Thursday, February 19, 2009

frustrations of the heart...

why must i bring myself down...

i do such a damn good job at it.

i'm failing another class and doing nothing about it... i'm scared shitless to speak to the proffesor...  more than that... i'm scared to progress...  why can't i allow myself to become greater than what i am...  to love more and to fear less...  to jump knowing there's a net ready to catch me...

i'm willing to throw my self under the bus...

so i've lost another friend...  he's found a girlfriend... not saying that there is or was anything physical involved with us but when people start dating all they want is to be completly enwrapped with this other person.  by doing so they move on and stop talking to others around them.  not because they forget but because there's that other person who they have to tell their whatevers to.

i'm trying to distance myself from him because when i have friends i would like them to include me in their daily life.  this somebody has only spoken to me three times in the same day about 3 days ago and before that about a week and a half.  before that it was mostly every other day... well i don't like being replaced but its bothersome.  i don't have that other person to talk to the way i used to... he's got different priorities which is understable.
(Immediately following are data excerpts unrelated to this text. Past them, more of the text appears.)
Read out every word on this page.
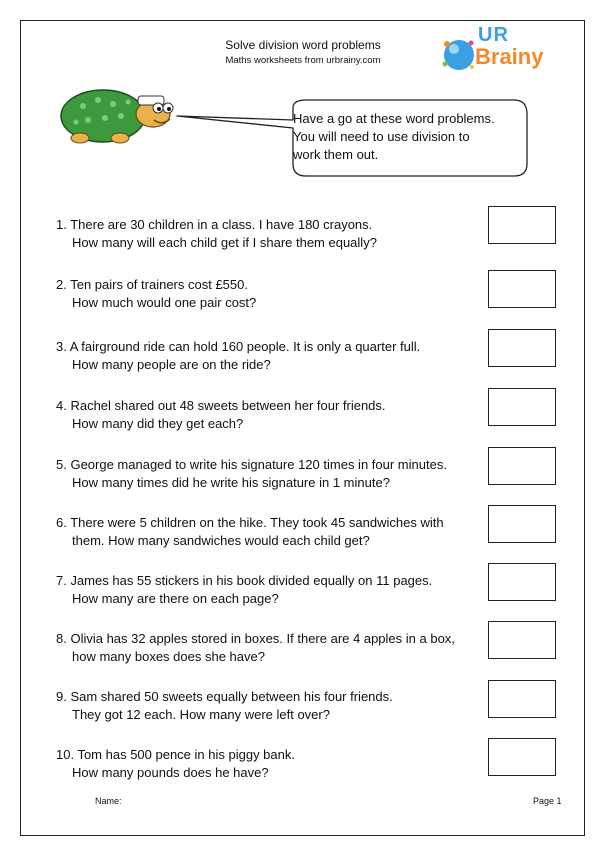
Solve division word problems
Maths worksheets from urbrainy.com
UR
Brainy
Have a go at these word problems.
You will need to use division to
work them out.
1. There are 30 children in a class. I have 180 crayons.
How many will each child get if I share them equally?
2. Ten pairs of trainers cost £550.
How much would one pair cost?
3. A fairground ride can hold 160 people. It is only a quarter full.
How many people are on the ride?
4. Rachel shared out 48 sweets between her four friends.
How many did they get each?
5. George managed to write his signature 120 times in four minutes.
How many times did he write his signature in 1 minute?
6. There were 5 children on the hike. They took 45 sandwiches with
them. How many sandwiches would each child get?
7. James has 55 stickers in his book divided equally on 11 pages.
How many are there on each page?
8. Olivia has 32 apples stored in boxes. If there are 4 apples in a box,
how many boxes does she have?
9. Sam shared 50 sweets equally between his four friends.
They got 12 each. How many were left over?
10. Tom has 500 pence in his piggy bank.
How many pounds does he have?
Name:	Page 1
but i wish i was more in their life.  i want to be more in people's lives but i don't allow myself to become that more... i guess it takes more to get it out of me from those people... i guess that's too much than what a normal friendship takes... 

guess what... i'm not a normal friendship kind of person...  



so my sister today tells me... why can't i have you both with me all the time... refering to her husband and me... and i said because we can't have sex with each other... and she said no eww and he says  EXACTLY!